MEMORANDUM OF UNDERSTANDING NOVA MSC BERHAD (“NOVA” or “Company”) – Memorandum of Understanding between Theta Edge Berhad and NOVA

NOVA MSC BERHAD
31 Jan 2023

 

Type Announcement
Subject MEMORANDUM OF UNDERSTANDING
Description NOVA MSC BERHAD (“NOVA” or “Company”) – Memorandum of Understanding between Theta Edge Berhad and NOVA

 

1. INTRODUCTION

 

The Board of Directors of NOVA wishes to announce that NOVA had on 31 January 2023 entered into a Memorandum of Understanding (hereinafter referred to as “MOU”) with Theta Edge Berhad (“THETA”) to collaborate on joint marketing and promotion of Healthcare, Public Sector and Applied Artificial Intelligence (“A.I.”) Solutions (“Products”) in Malaysia and on project basis for other ASEAN countries (“Territory”) for both parties’ mutual benefits.  This collaboration can be expanded to cover opportunities beyond the Territory on a project-basis.

 

NOVA and THETA shall collectively be referred to herein as the “Parties”.

 

2. INFORMATION ON THETA

 

THETA is one of Malaysia’s pioneer Information Communication and Technology (ICT) Service Provider. The company made its debut on the Second Board of the Kuala Lumpur Stock Exchange in 1994 and moved to the Main Board in 1999 and currently is categorized under the Technology sector of the main market of Bursa Malaysia Securities Berhad.
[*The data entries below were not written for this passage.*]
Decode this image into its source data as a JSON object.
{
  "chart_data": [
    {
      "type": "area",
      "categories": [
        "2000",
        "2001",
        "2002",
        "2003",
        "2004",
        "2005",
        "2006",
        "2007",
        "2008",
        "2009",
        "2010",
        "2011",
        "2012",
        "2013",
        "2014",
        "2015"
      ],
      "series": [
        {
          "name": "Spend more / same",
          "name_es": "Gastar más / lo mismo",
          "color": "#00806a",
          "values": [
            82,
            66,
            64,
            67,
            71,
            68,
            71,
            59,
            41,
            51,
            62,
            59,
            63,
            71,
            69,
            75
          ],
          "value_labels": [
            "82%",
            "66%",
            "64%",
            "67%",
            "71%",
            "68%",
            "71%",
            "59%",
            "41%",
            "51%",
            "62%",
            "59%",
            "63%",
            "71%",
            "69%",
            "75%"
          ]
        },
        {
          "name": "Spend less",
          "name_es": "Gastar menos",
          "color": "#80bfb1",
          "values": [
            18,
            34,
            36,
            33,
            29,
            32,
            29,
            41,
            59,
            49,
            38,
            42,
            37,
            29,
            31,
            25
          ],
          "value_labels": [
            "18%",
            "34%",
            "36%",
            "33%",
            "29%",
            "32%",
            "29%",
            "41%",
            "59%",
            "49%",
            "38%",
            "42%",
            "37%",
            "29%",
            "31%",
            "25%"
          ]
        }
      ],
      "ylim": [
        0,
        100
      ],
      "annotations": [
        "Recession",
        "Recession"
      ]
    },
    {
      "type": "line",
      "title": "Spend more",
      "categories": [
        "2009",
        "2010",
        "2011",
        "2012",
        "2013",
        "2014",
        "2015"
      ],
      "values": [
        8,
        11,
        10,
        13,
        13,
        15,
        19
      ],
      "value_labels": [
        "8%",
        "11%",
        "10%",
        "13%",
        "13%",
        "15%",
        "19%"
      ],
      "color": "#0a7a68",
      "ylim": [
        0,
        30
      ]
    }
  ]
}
The Group has been in business for more than 30 years focusing on the following;

  • Information Technology Solutions
  • Telecommunication Engineering Services & Civil Works
  • Green Energy Consultant and System Integrator

 

3. RATIONALE OF THE MEMORANDUM OF UNDERSTANDING

 

The MOU will provide an opportunity for the Parties to initiate further discussion to establish a collaboration and leverage on each party’s strength and expertise to jointly market and promote the Products before a formal agreement is executed.

 

4. SALIENT TERMS

 

The salient terms as extracted from the MOU include, inter-alia, the following:-

 

4.1 The MOU shall continue in effect for a period of twelve (12) months from the date of execution unless terminated earlier pursuant to the terms of the MOU or reviewed for a further term of twelve (12) months or is superseded by a legally binding agreement duly executed by the Parties.

 

4.2 Although the MOU summarises some of the terms on the basis of which the Parties would be prepared to jointly work together, it is not intended to be legally binding on either party and in the event that the MOU does not give rise to any collaboration for any reason whatsoever, neither party shall be liable to the other for any damages, compensation or costs whatsoever.

 

5. RISK FACTORS

 

The risks associated with the MOU at this juncture is minimal and in the event that the Company enters into a definitive agreement(s) pursuant to the MOU, it will exercise due care in considering the relevant risks and benefits associated with the definitive agreement(s).

 

6. EFFECTS OF THE MOU

 

The MOU will not have any effect on the share capital and shareholding structure of NOVA. The effects of the MOU on the financial position cannot be determined at this juncture until such time when the definitive agreement(s) is entered into.

 

7. DIRECTORS’ AND SUBSTANTIAL SHAREHOLDERS’ INTERESTS

 

None of the Directors and/or Substantial Shareholders of NOVA and/or persons connected with such Directors or Substantial Shareholders have any interest, either directly or indirectly, in the said MOU.

 

8. APPROVAL REQUIRED

 

The MOU does not require the approval of the shareholders of NOVA or any authority.

 

9. STATEMENT BY DIRECTORS

 

The Board of Directors of NOVA is of the opinion that the MOU, which is subject to execution of the definitive agreement(s), is in the best interest of NOVA.